Hockey arena in Quebec, Canada

Colisée Vidéotron is a multi-purpose arena in Trois-Rivières, Quebec, Canada. Opened in September 2021, the arena replaced the aging Colisée de Trois-Rivières and seats 4,390 fans. Starting with the 2021–22 season, its main tenant is the Trois-Rivières Lions professional hockey team in the ECHL.

==History==

In the late 2010s, the city of Trois-Rivières, began construction on new arena to replace the Colisée de Trois-Rivières, a skating rink that first opened in 1938 and was primarily acting as the home of the UQTR Patriotes hockey teams.

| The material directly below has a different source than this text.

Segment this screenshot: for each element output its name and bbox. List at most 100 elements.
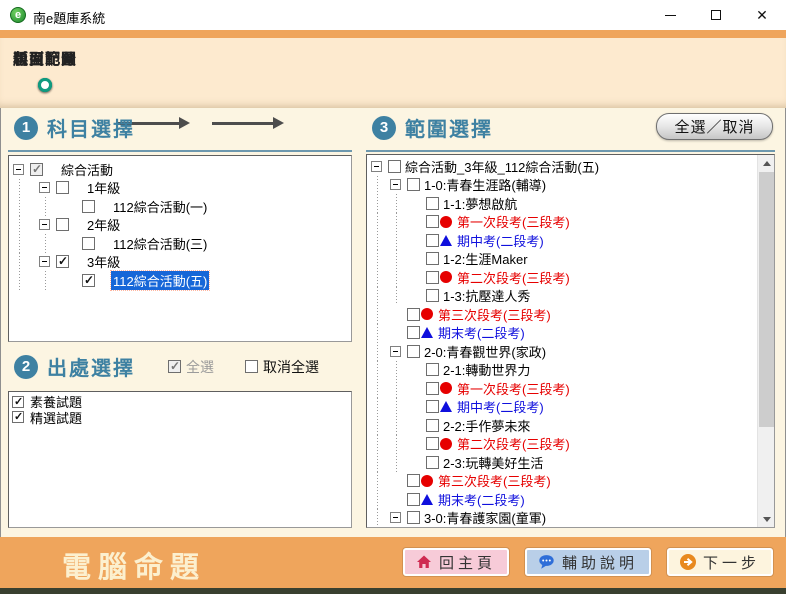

The new arena cost million to construct with a planned opening of late 2020, but had no announced permanent tenants scheduled after UQTR declined the initial lease. Amidst the COVID-19 pandemic in Quebec, the planned opening was moved back to early 2021 while the city was in discussions with adding an ECHL expansion team expected to be affiliated with the Montreal Canadiens. In January 2021, the team was approved to begin play for the 2021–22 season.

On June 10, 2021, the team name was announced as the Trois-Rivières Lions, named after the only previous professional team to play in the city, the Trois-Rivières Lions, from 1955 to 1960. On June 15, Éric Bélanger was named the team's first head coach.

On September 9, 2021, an agreement between Quebecor and the Lions was made to name the arena Colisée Vidéotron for a period of five years. The negotiated amount was not disclosed.